Time course of hematological parameters for cat #261. A) White blood cell counts. B) Neutrophil granulocyte counts. C) Lymphocyte counts. D) CD4⁺ T-cell counts. E) Packed cell volume. The reference ranges (5th to 95th percentiles) are indicated by the shaded areas (A to C, and E). No reference range was available for the absolute numbers of CD4⁺ T cells. In panel D, the dotted line indicates a CD4⁺ T-cell count of 200 CD4⁺ T cells/μL. No differential was possible at the time of sacrifice due to the low WBC number (100 cells/μL).

Figure 3

FeLV and FIV provirus and viral loads in blood and tissue samples from cat #261. FeLV and FIV provirus and viral loads in cat #261, quantified in the various tissues collected upon necropsy and in blood samples collected over the course of the last 14 months prior to sacrifice. Provirus and cDNA loads were determined using TaqMan real-time PCR and viral RNA loads were measured by TaqMan real-time RT-PCR. The tissues were classified according to the absence (n = 9) or presence (n = 18) of apparent lymphoma, as determined by histological examination. A) FeLV provirus loads. B) FIV provirus loads. C) FeLV viral (cDNA) loads in the tissues. D) FIV viral loads in the tissues. Viral tissue loads were normalized using GAPDH. Provirus loads (A and B) were tested for statistical differences by Kruskal-Wallis one-way ANOVA by Ranks (p_KW as indicated) and subsequently by Dunn's post test: * = p < 0.05; ** = p < 0.01; *** = p < 0.001. Viral loads (C and D) were tested for statistically significant differences using the Mann-Whitney U-test (p_MWU as indicated).

Figure 4

Evolutionary relationship of the three SU variants found in cat #261. Phylogenetic trees were constructed by the MP method. Trees were drawn to scale, with the length being relative to the number of changes over the entire sequence.

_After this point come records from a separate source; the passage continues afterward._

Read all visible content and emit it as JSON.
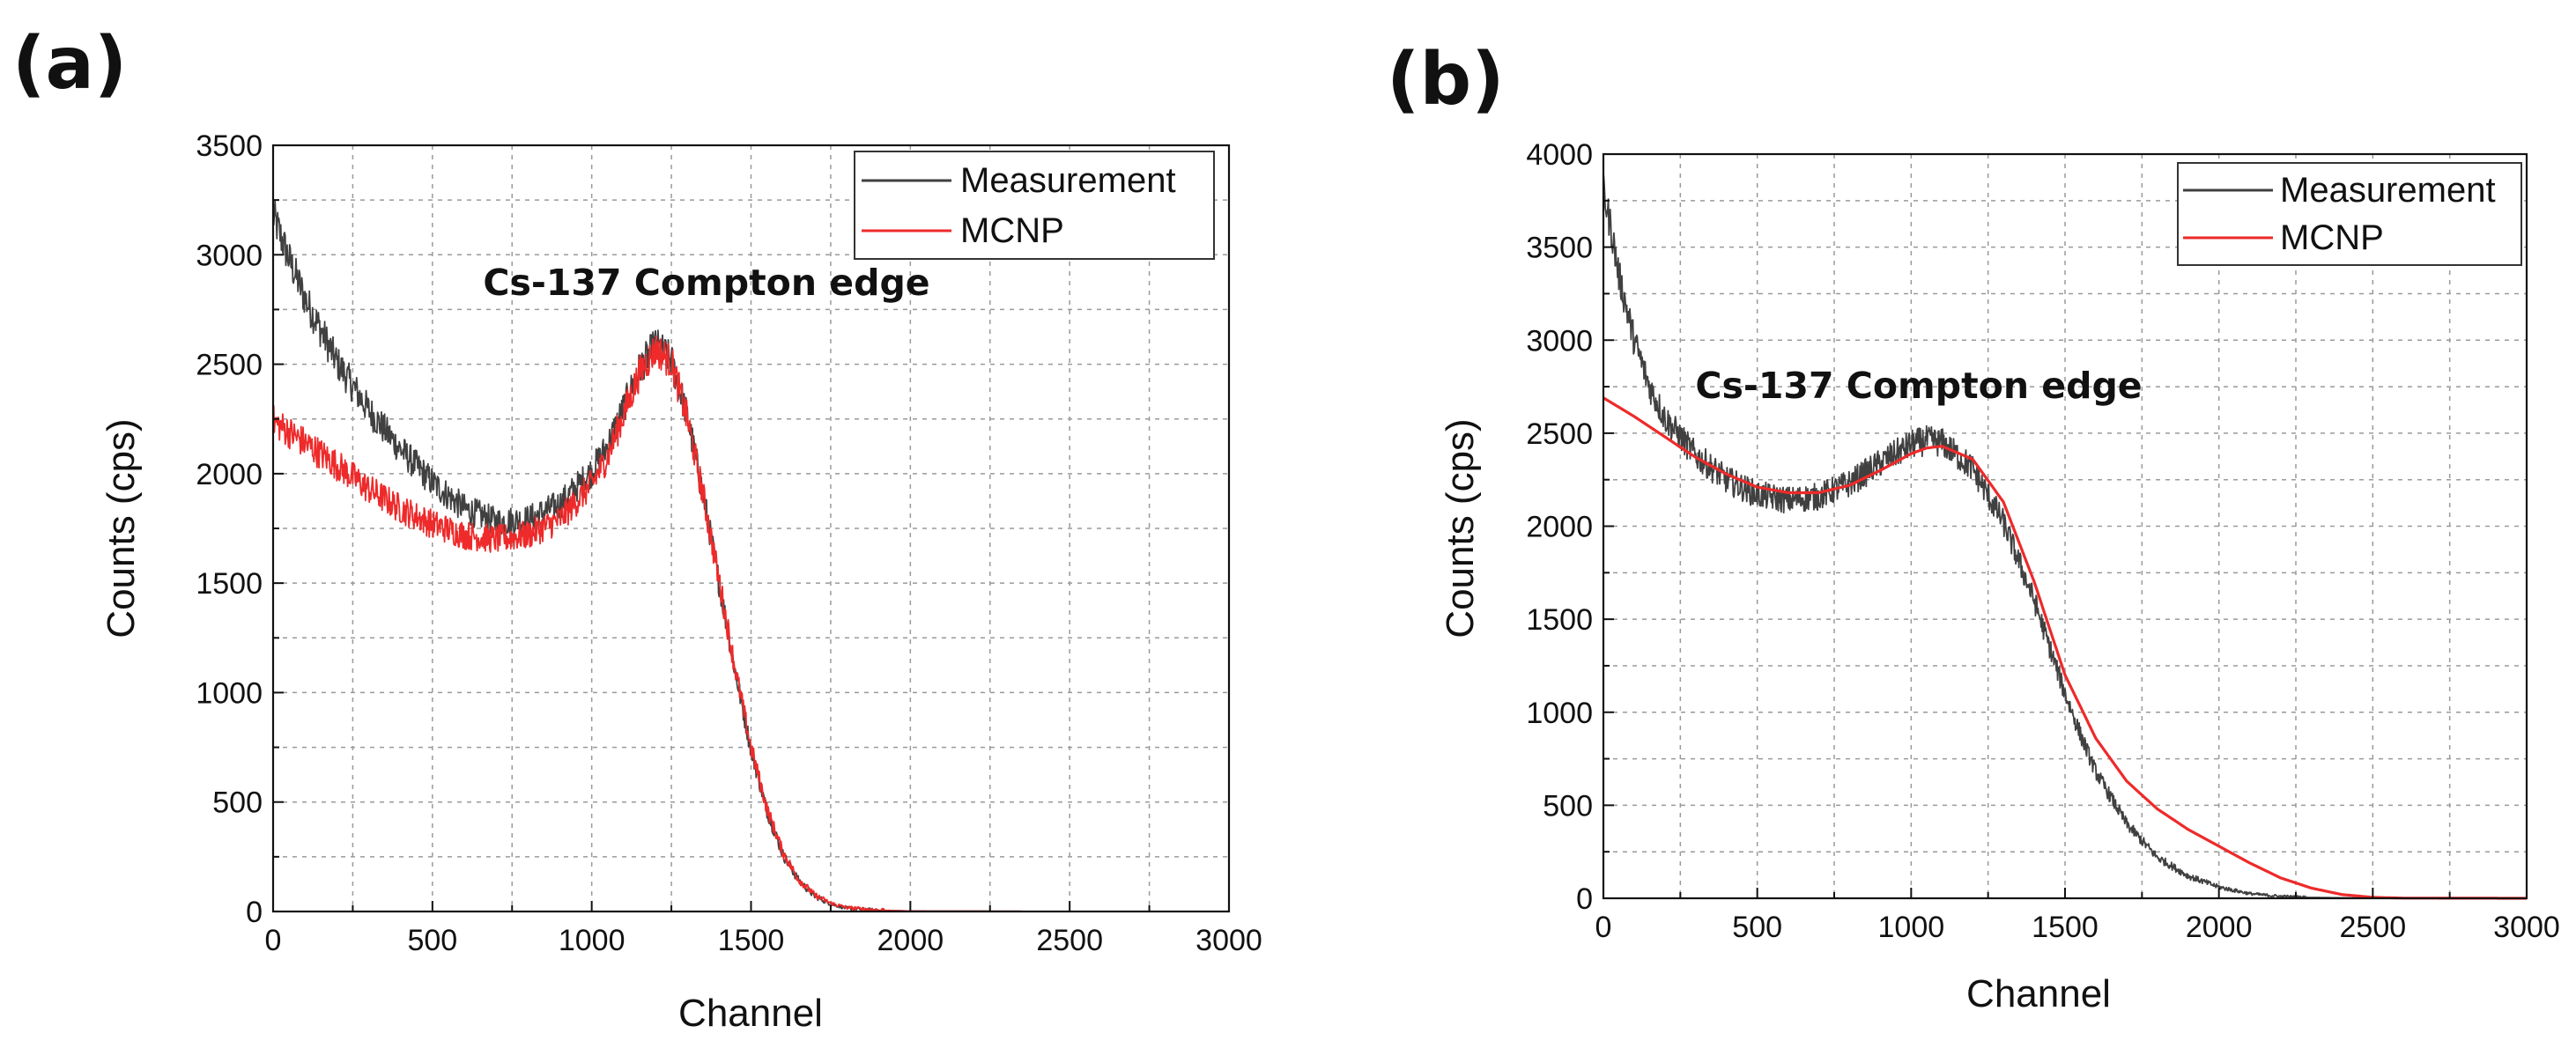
{
  "chart_data": [
    {
      "panel_label": "(a)",
      "type": "line",
      "title": "",
      "xlabel": "Channel",
      "ylabel": "Counts (cps)",
      "xlim": [
        0,
        3000
      ],
      "ylim": [
        0,
        3500
      ],
      "xticks": [
        0,
        500,
        1000,
        1500,
        2000,
        2500,
        3000
      ],
      "yticks": [
        0,
        500,
        1000,
        1500,
        2000,
        2500,
        3000,
        3500
      ],
      "grid": true,
      "legend_position": "top-right",
      "annotation": {
        "text": "Cs-137 Compton edge",
        "x": 1220,
        "y": 2880
      },
      "series": [
        {
          "name": "Measurement",
          "color": "#404040",
          "x": [
            0,
            50,
            100,
            200,
            300,
            400,
            500,
            600,
            700,
            800,
            900,
            1000,
            1050,
            1100,
            1150,
            1200,
            1250,
            1300,
            1350,
            1400,
            1450,
            1500,
            1550,
            1600,
            1650,
            1700,
            1750,
            1800,
            1900,
            2000,
            2500,
            3000
          ],
          "y": [
            3180,
            2980,
            2800,
            2510,
            2290,
            2110,
            1960,
            1840,
            1780,
            1790,
            1860,
            2010,
            2130,
            2300,
            2480,
            2590,
            2520,
            2260,
            1900,
            1500,
            1100,
            740,
            460,
            260,
            140,
            70,
            35,
            15,
            5,
            2,
            0,
            0
          ]
        },
        {
          "name": "MCNP",
          "color": "#ee2a2a",
          "x": [
            0,
            50,
            100,
            200,
            300,
            400,
            500,
            600,
            700,
            800,
            900,
            1000,
            1050,
            1100,
            1150,
            1200,
            1250,
            1300,
            1350,
            1400,
            1450,
            1500,
            1550,
            1600,
            1650,
            1700,
            1750,
            1800,
            1900,
            2000,
            2500,
            3000
          ],
          "y": [
            2240,
            2190,
            2140,
            2040,
            1930,
            1840,
            1770,
            1720,
            1700,
            1720,
            1790,
            1950,
            2080,
            2270,
            2460,
            2570,
            2510,
            2250,
            1900,
            1510,
            1110,
            750,
            470,
            270,
            145,
            75,
            38,
            18,
            6,
            2,
            0,
            0
          ]
        }
      ]
    },
    {
      "panel_label": "(b)",
      "type": "line",
      "title": "",
      "xlabel": "Channel",
      "ylabel": "Counts (cps)",
      "xlim": [
        0,
        3000
      ],
      "ylim": [
        0,
        4000
      ],
      "xticks": [
        0,
        500,
        1000,
        1500,
        2000,
        2500,
        3000
      ],
      "yticks": [
        0,
        500,
        1000,
        1500,
        2000,
        2500,
        3000,
        3500,
        4000
      ],
      "grid": true,
      "legend_position": "top-right",
      "annotation": {
        "text": "Cs-137 Compton edge",
        "x": 1000,
        "y": 2750
      },
      "series": [
        {
          "name": "Measurement",
          "color": "#404040",
          "x": [
            0,
            25,
            50,
            100,
            150,
            200,
            300,
            400,
            500,
            600,
            700,
            800,
            900,
            1000,
            1050,
            1100,
            1200,
            1300,
            1400,
            1500,
            1550,
            1600,
            1700,
            1800,
            1900,
            2000,
            2100,
            2200,
            2300,
            2500,
            3000
          ],
          "y": [
            3800,
            3600,
            3350,
            3000,
            2750,
            2580,
            2380,
            2250,
            2170,
            2140,
            2160,
            2230,
            2340,
            2440,
            2460,
            2450,
            2310,
            2020,
            1600,
            1100,
            880,
            680,
            400,
            220,
            120,
            60,
            25,
            10,
            4,
            1,
            0
          ]
        },
        {
          "name": "MCNP",
          "color": "#ee2a2a",
          "x": [
            0,
            50,
            100,
            200,
            300,
            400,
            500,
            600,
            700,
            800,
            900,
            1000,
            1050,
            1100,
            1200,
            1300,
            1400,
            1500,
            1600,
            1700,
            1800,
            1900,
            2000,
            2100,
            2200,
            2300,
            2400,
            2500,
            2600,
            3000
          ],
          "y": [
            2690,
            2640,
            2590,
            2480,
            2370,
            2280,
            2210,
            2180,
            2180,
            2220,
            2300,
            2390,
            2420,
            2430,
            2360,
            2130,
            1700,
            1200,
            860,
            630,
            480,
            370,
            280,
            190,
            110,
            55,
            20,
            5,
            1,
            0
          ]
        }
      ]
    }
  ]
}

The percentage of replicate trees in which the associated taxa clustered together in the bootstrap test (1,000 replicates) is shown next to the branches. A) Relationships at the DNA level. MP tree length: 765. The codon positions included were 1st + 2nd + 3rd + noncoding. There were a total of 1,363 base positions in the final dataset of which 349 were parsimony-informative. B) Relationships at the protein level. MP tree length: 329. There were a total of 453 amino acid positions in the final dataset of which 121 were parsimony-informative. GenBank accession numbers of the sequences included in the phylogenetic analyses are noted in square brackets following the virus identity. SP261-III, KI261-I and KI261-II (depicted in bold) were derived from cat #261.

Figure 5

FeLV-A/Glasgow-1 and env variant loads in blood and tissue samples from cat #261. Loads of FeLV-A/Glasgow-1 and the env variants of cat #261 quantified by real-time PCR in the tissues collected upon necropsy (A to D) and in blood samples collected over the course of the last 14 months prior to sacrifice (E). A) Provirus loads of FeLV-A/Glasgow-1 and env variants in all tissues. B) env variant provirus loads in tissues without (n = 9) and with (n = 18) apparent lymphoma. C) Viral (cDNA) FeLV-A/Glasgow-1 and env variant loads in all tissues. D) Viral (cDNA) env variant loads in tissues with and without apparent lymphoma. E) Time course of provirus loads of FeLV-A/Glasgow-1 and env variants in the blood of cat #261. Viral loads (C and D) were normalized using GAPDH. Provirus and viral loads (A to D) were tested for statistical significance using the Mann-Whitney U-test (p_MWU as indicated).